See a full single-layer perceptron walkthrough (including dataset persistence): Versioned Single-Layer Perceptron Example.

Simple Example: Store Bytes + Linkage Fields

from flowcept import Flowcept

with Flowcept(workflow_name="blob_demo"):
    # Any bytes payload (file bytes, serialized artifact, etc.)
    payload = b"hello-blob"

    obj_id = Flowcept.db.save_or_update_object(
        object=payload,
        task_id="task_demo_001",
        type="artifact",
        custom_metadata={"mime_type": "application/octet-stream", "source": "demo"},
        save_data_in_collection=True,  # keep bytes in-object (`data` field)
        control_version=True,
    )

    doc = Flowcept.db.get_blob_object(obj_id)
    assert doc.workflow_id == Flowcept.current_workflow_id
    assert doc.task_id == "task_demo_001"
    assert doc.custom_metadata["source"] == "demo"
    assert doc.version == 0

Simple Example: Update Existing Object Metadata

# Reuse object_id to update the same object record
Flowcept.db.save_or_update_object(
    object=b"hello-blob-v2",
    object_id=obj_id,
    task_id="task_demo_001",
    type="artifact",
    custom_metadata={"note": "updated content"},
    save_data_in_collection=True,
    control_version=True,
)

# version is now incremented by the DB update
updated = Flowcept.db.get_blob_object(obj_id)
assert updated.version == 1

Simple Example: Save Dataset Snapshot (Alias API)
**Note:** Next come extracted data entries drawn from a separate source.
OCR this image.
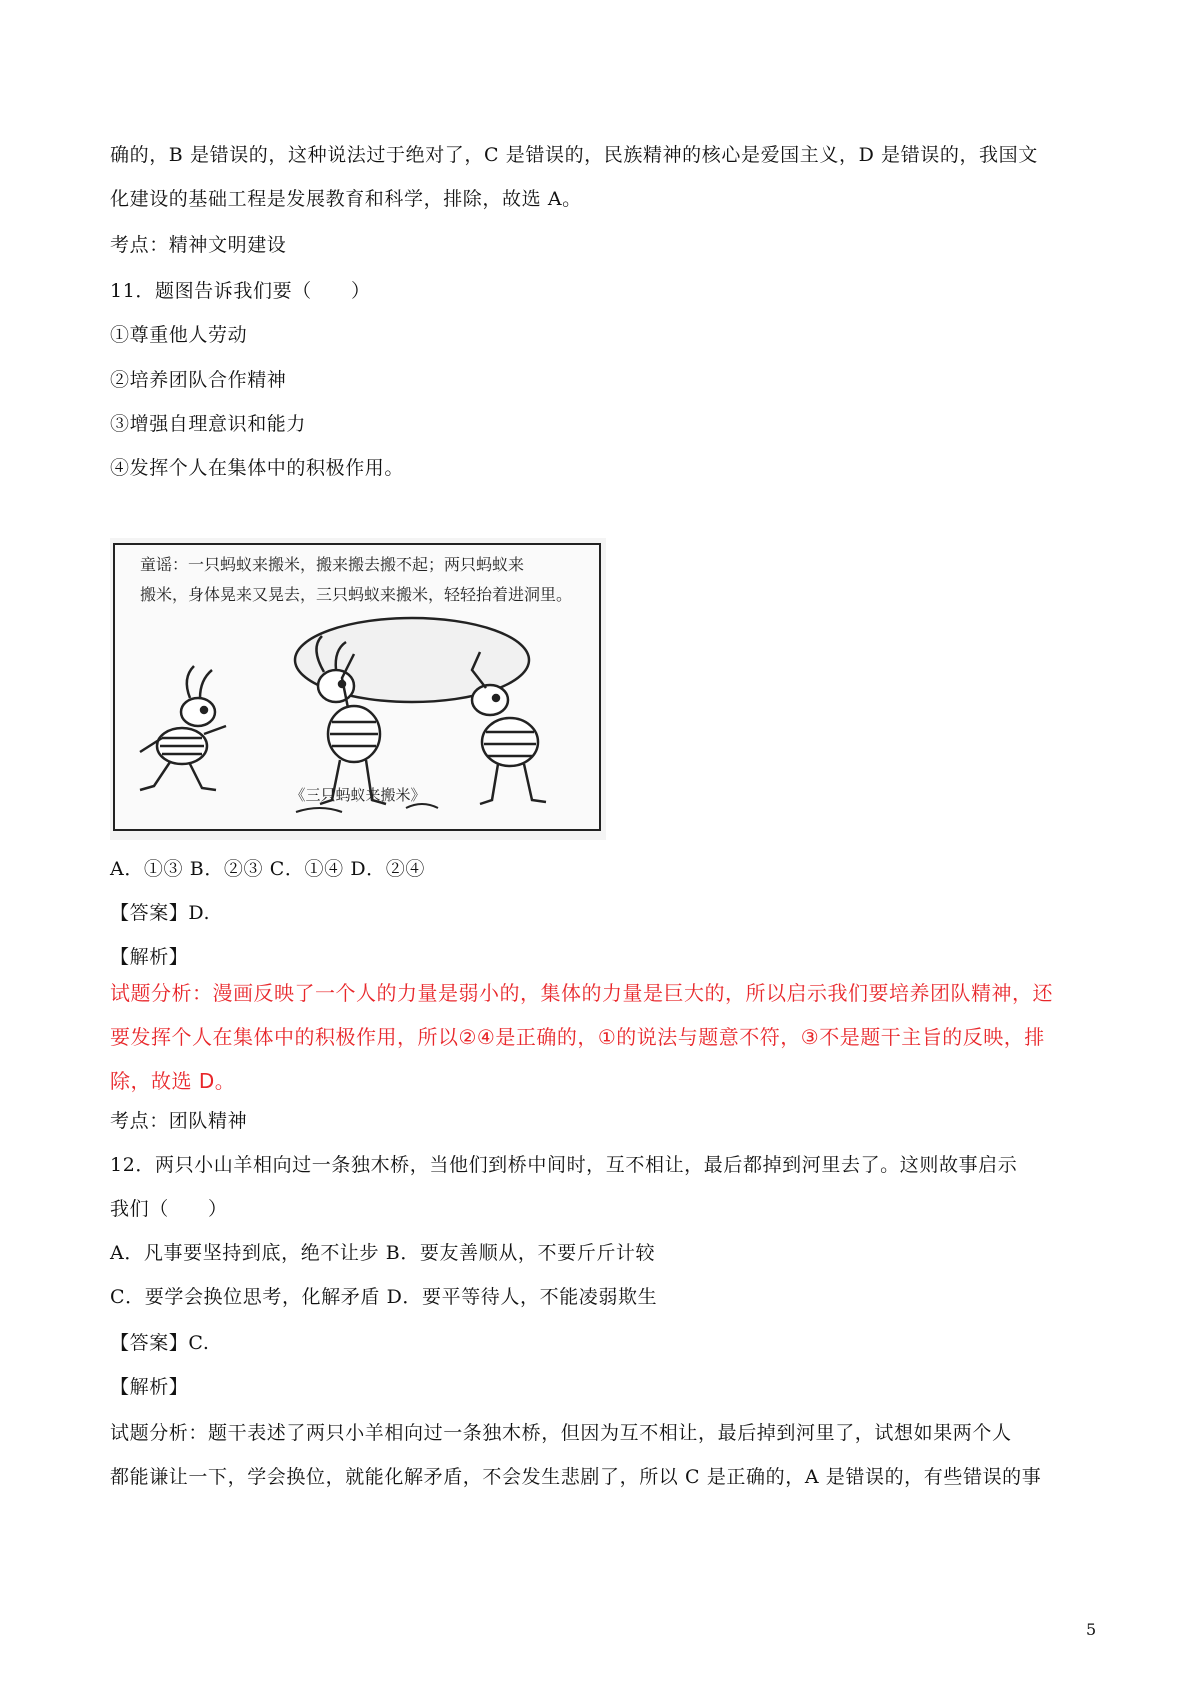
确的，B 是错误的，这种说法过于绝对了，C 是错误的，民族精神的核心是爱国主义，D 是错误的，我国文
化建设的基础工程是发展教育和科学，排除，故选 A。
考点：精神文明建设
11．题图告诉我们要（　　）
①尊重他人劳动
②培养团队合作精神
③增强自理意识和能力
④发挥个人在集体中的积极作用。
童谣：一只蚂蚁来搬米，搬来搬去搬不起；两只蚂蚁来
搬米，身体晃来又晃去，三只蚂蚁来搬米，轻轻抬着进洞里。
《三只蚂蚁来搬米》
A．①③ B．②③ C．①④ D．②④
【答案】D.
【解析】
试题分析：漫画反映了一个人的力量是弱小的，集体的力量是巨大的，所以启示我们要培养团队精神，还
要发挥个人在集体中的积极作用，所以②④是正确的，①的说法与题意不符，③不是题干主旨的反映，排
除，故选 D。
考点：团队精神
12．两只小山羊相向过一条独木桥，当他们到桥中间时，互不相让，最后都掉到河里去了。这则故事启示
我们（　　）
A．凡事要坚持到底，绝不让步 B．要友善顺从，不要斤斤计较
C．要学会换位思考，化解矛盾 D．要平等待人，不能凌弱欺生
【答案】C.
【解析】
试题分析：题干表述了两只小羊相向过一条独木桥，但因为互不相让，最后掉到河里了，试想如果两个人
都能谦让一下，学会换位，就能化解矛盾，不会发生悲剧了，所以 C 是正确的，A 是错误的，有些错误的事
5
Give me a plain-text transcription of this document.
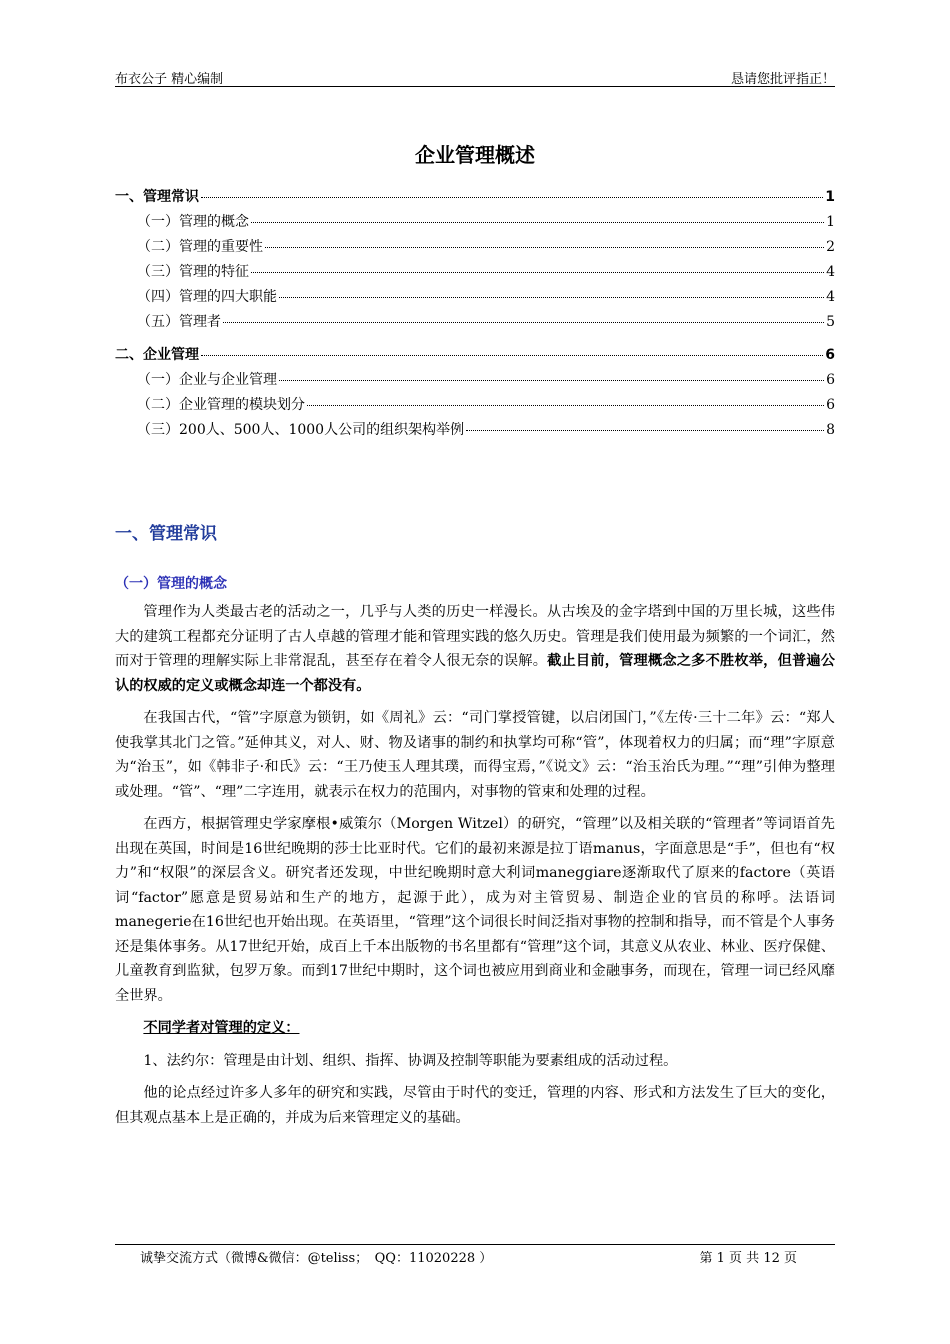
布衣公子 精心编制	恳请您批评指正！
企业管理概述
一、管理常识	1
（一）管理的概念	1
（二）管理的重要性	2
（三）管理的特征	4
（四）管理的四大职能	4
（五）管理者	5
二、企业管理	6
（一）企业与企业管理	6
（二）企业管理的模块划分	6
（三）200人、500人、1000人公司的组织架构举例	8
一、管理常识
（一）管理的概念

管理作为人类最古老的活动之一，几乎与人类的历史一样漫长。从古埃及的金字塔到中国的万里长城，这些伟大的建筑工程都充分证明了古人卓越的管理才能和管理实践的悠久历史。管理是我们使用最为频繁的一个词汇，然而对于管理的理解实际上非常混乱，甚至存在着令人很无奈的误解。截止目前，管理概念之多不胜枚举，但普遍公认的权威的定义或概念却连一个都没有。

在我国古代，“管”字原意为锁钥，如《周礼》云：“司门掌授管键，以启闭国门，”《左传·三十二年》云：“郑人使我掌其北门之管。”延伸其义，对人、财、物及诸事的制约和执掌均可称“管”，体现着权力的归属；而“理”字原意为“治玉”，如《韩非子·和氏》云：“王乃使玉人理其璞，而得宝焉，”《说文》云：“治玉治氏为理。”“理”引伸为整理或处理。“管”、“理”二字连用，就表示在权力的范围内，对事物的管束和处理的过程。

在西方，根据管理史学家摩根•威策尔（Morgen Witzel）的研究，“管理”以及相关联的“管理者”等词语首先出现在英国，时间是16世纪晚期的莎士比亚时代。它们的最初来源是拉丁语manus，字面意思是“手”，但也有“权力”和“权限”的深层含义。研究者还发现，中世纪晚期时意大利词maneggiare逐渐取代了原来的factore（英语词“factor”愿意是贸易站和生产的地方，起源于此），成为对主管贸易、制造企业的官员的称呼。法语词manegerie在16世纪也开始出现。在英语里，“管理”这个词很长时间泛指对事物的控制和指导，而不管是个人事务还是集体事务。从17世纪开始，成百上千本出版物的书名里都有“管理”这个词，其意义从农业、林业、医疗保健、儿童教育到监狱，包罗万象。而到17世纪中期时，这个词也被应用到商业和金融事务，而现在，管理一词已经风靡全世界。

不同学者对管理的定义：

1、法约尔：管理是由计划、组织、指挥、协调及控制等职能为要素组成的活动过程。

他的论点经过许多人多年的研究和实践，尽管由于时代的变迁，管理的内容、形式和方法发生了巨大的变化，但其观点基本上是正确的，并成为后来管理定义的基础。

诚挚交流方式（微博&微信：@teliss；　QQ：11020228 ）	第 1 页 共 12 页
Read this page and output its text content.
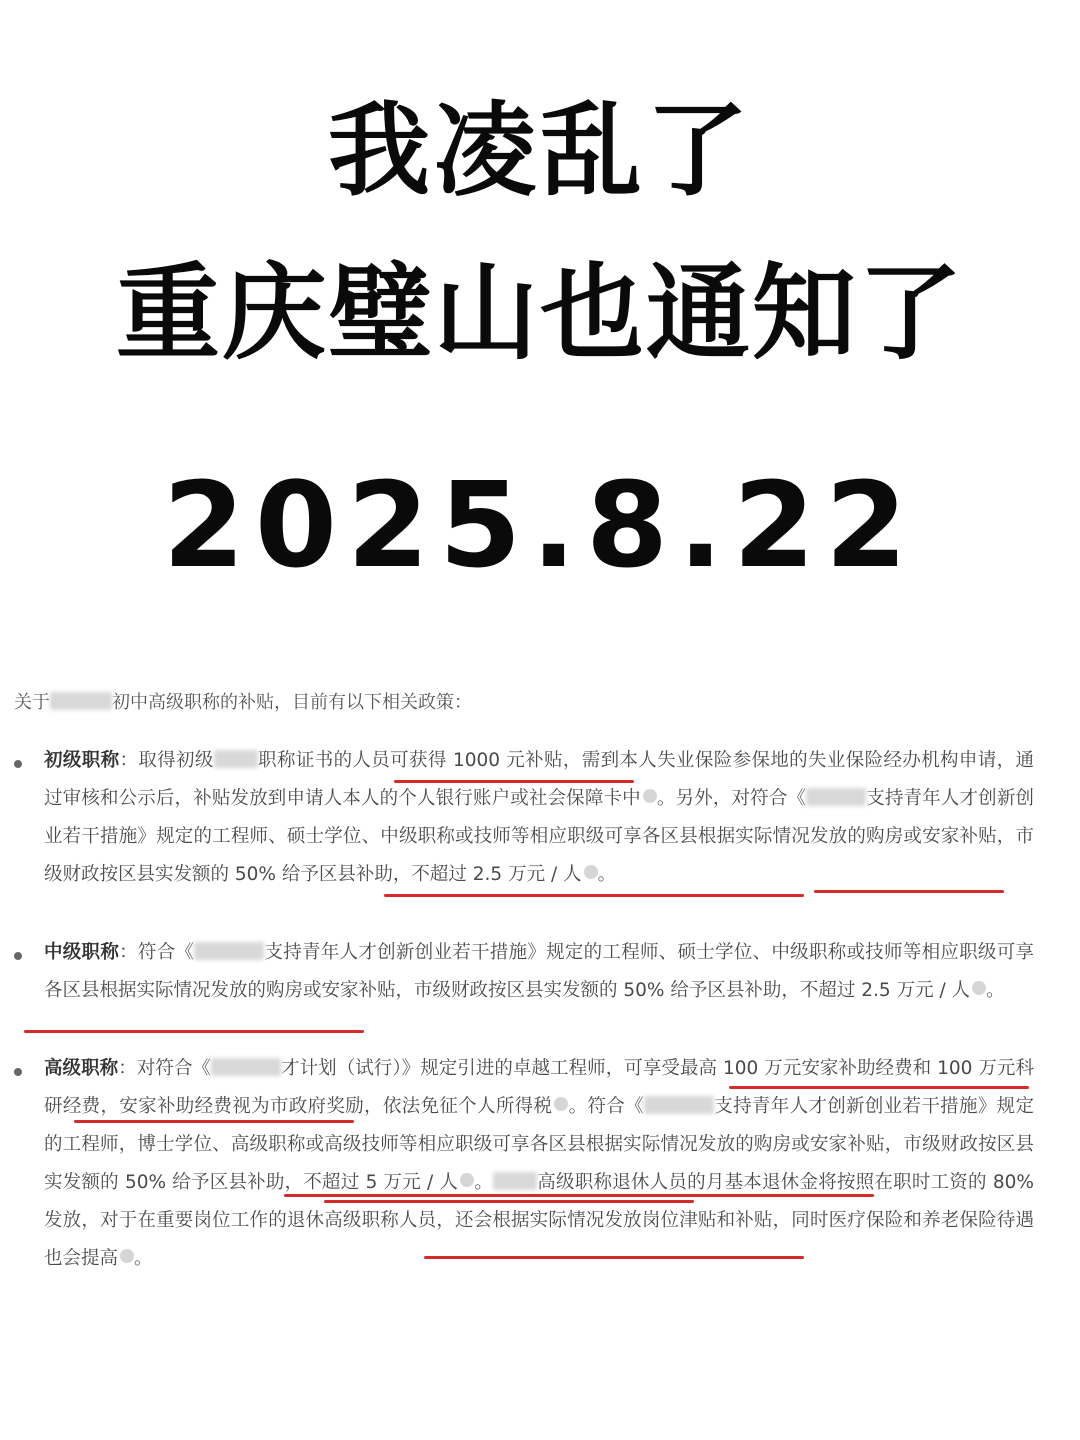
我凌乱了
重庆璧山也通知了
2025.8.22
关于	初中高级职称的补贴，目前有以下相关政策：
初级职称：取得初级 职称证书的人员可获得 1000 元补贴，需到本人失业保险参保地的失业保险经办机构申请，通过审核和公示后，补贴发放到申请人本人的个人银行账户或社会保障卡中 。另外，对符合《	支持青年人才创新创业若干措施》规定的工程师、硕士学位、中级职称或技师等相应职级可享各区县根据实际情况发放的购房或安家补贴，市级财政按区县实发额的 50% 给予区县补助，不超过 2.5 万元 / 人 。
中级职称：符合《	支持青年人才创新创业若干措施》规定的工程师、硕士学位、中级职称或技师等相应职级可享各区县根据实际情况发放的购房或安家补贴，市级财政按区县实发额的 50% 给予区县补助，不超过 2.5 万元 / 人 。
高级职称：对符合《	才计划（试行）》规定引进的卓越工程师，可享受最高 100 万元安家补助经费和 100 万元科研经费，安家补助经费视为市政府奖励，依法免征个人所得税 。符合《	支持青年人才创新创业若干措施》规定的工程师，博士学位、高级职称或高级技师等相应职级可享各区县根据实际情况发放的购房或安家补贴，市级财政按区县实发额的 50% 给予区县补助，不超过 5 万元 / 人 。 高级职称退休人员的月基本退休金将按照在职时工资的 80% 发放，对于在重要岗位工作的退休高级职称人员，还会根据实际情况发放岗位津贴和补贴，同时医疗保险和养老保险待遇也会提高 。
with Flowcept(workflow_name="dataset_blob_demo"):
    ds_id = Flowcept.db.save_or_update_dataset(
        object={
            "x_train": x_train,
            "y_train": y_train,
            "x_val": x_val,
            "y_val": y_val,
        },
        task_id="prepare_data_001",
        custom_metadata={"split_ratio": 0.8, "n_samples": 120},
        save_data_in_collection=True,
        pickle=True,
        control_version=True,
    )

    ds_blob = Flowcept.db.get_dataset(ds_id)
    assert ds_blob.type == "dataset"
    assert ds_blob.task_id == "prepare_data_001"

PyTorch Model Helpers (Flowcept.db)

Flowcept includes model-specific helpers that are used in tests/examples:

  • Flowcept.db.save_or_update_torch_model(model, ...)

  • Flowcept.db.load_torch_model(model, object_id)

These helpers store/load state_dict and let you attach provenance linkage fields.

from torch import nn
from flowcept import Flowcept

with Flowcept(workflow_name="torch_blob_demo"):
    wf_id = Flowcept.current_workflow_id
    model = nn.Module()

    model_obj_id = Flowcept.db.save_or_update_torch_model(
        model,
        workflow_id=wf_id,
        task_id="train_task_001",
        custom_metadata={"stage": "best_model", "metric": "val_loss"},
    )

    loaded = nn.Module()
    model_doc = Flowcept.db.load_torch_model(loaded, model_obj_id)
    assert model_doc["workflow_id"] == wf_id
    assert model_doc["task_id"] == "train_task_001"

Notes

  • Blob/object persistence is currently implemented in MongoDB-backed mode.

  • LMDB DAO does not currently implement object blob persistence methods.